When there is recession and central bank wants to boost economic activity then it decreases interest rates and increases money supply. This is called as expansionary monetary policy.

Fiscal policy is a policy determined by the govt. and it has two tools: taxes and government spending.When there is recession and government wants to induce economic activity then it decreases taxes and increases spending. This is called as expansionary fiscal policy.

Currently USA is recovering from 2008 sub prime crisis. Government adopted expansionary fiscal policy and Fed had expansionary monetary policy. With these policies almost more than $3 trillion were pumped in an economy to shift aggregate demand to the right so that real GDP will increase, more jobs will be generated and a virtuous cycle of high income-high savings-high investments-high productivity will start and again economy will start expanding.

If USA people start making more USA based goods and reduce imports then US dollar value will appreciate and if imports are higher then USD will depreciate.
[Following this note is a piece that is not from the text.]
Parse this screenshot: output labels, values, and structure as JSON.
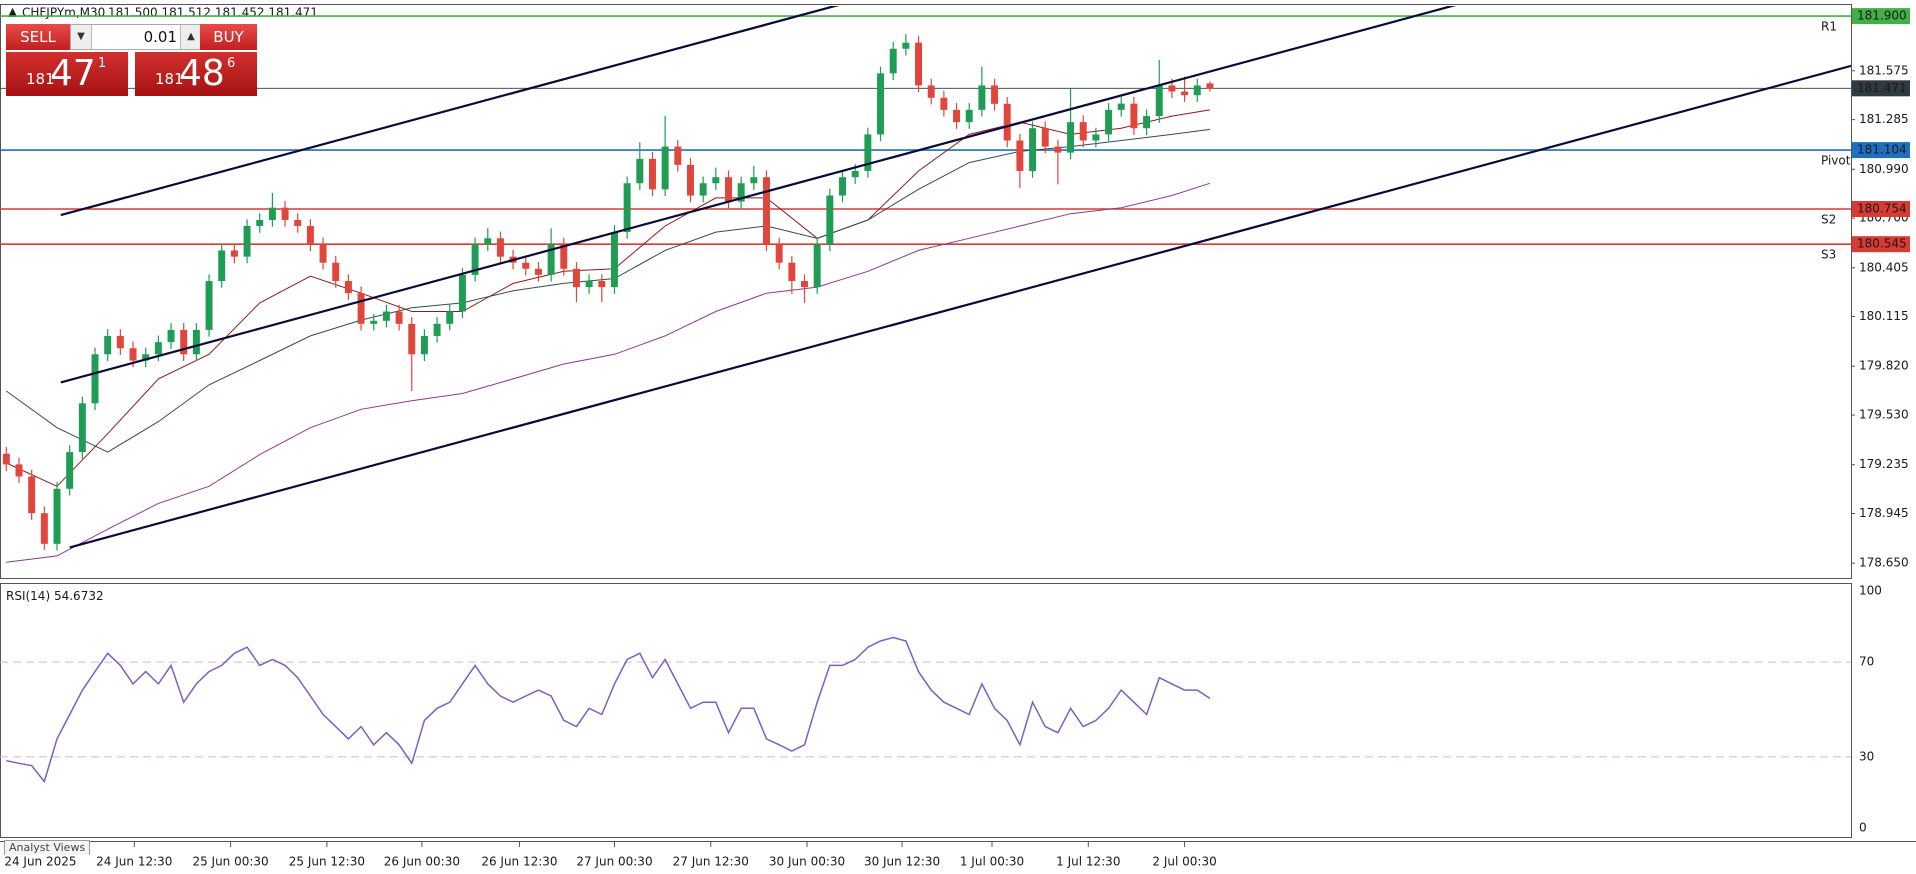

US government is following protectionist policy to encourage domestic production and consumption. Tariff war with China and other trade blocs like EU is an example of this. USA is also reducing corporate taxes to make manufacturers shift production base back to USA. Due to high spending USA deficit is increasing.

Apart from GDP (USA has highest GDP in the world), USA has better Human development index, more than 0.92 (1 is best), which makes it very high human development country. The United States is ranked 8 among 190 economies in the ease of doing business, it shows its business friendliness. However, income inequality is increasing worldwide and in USA also.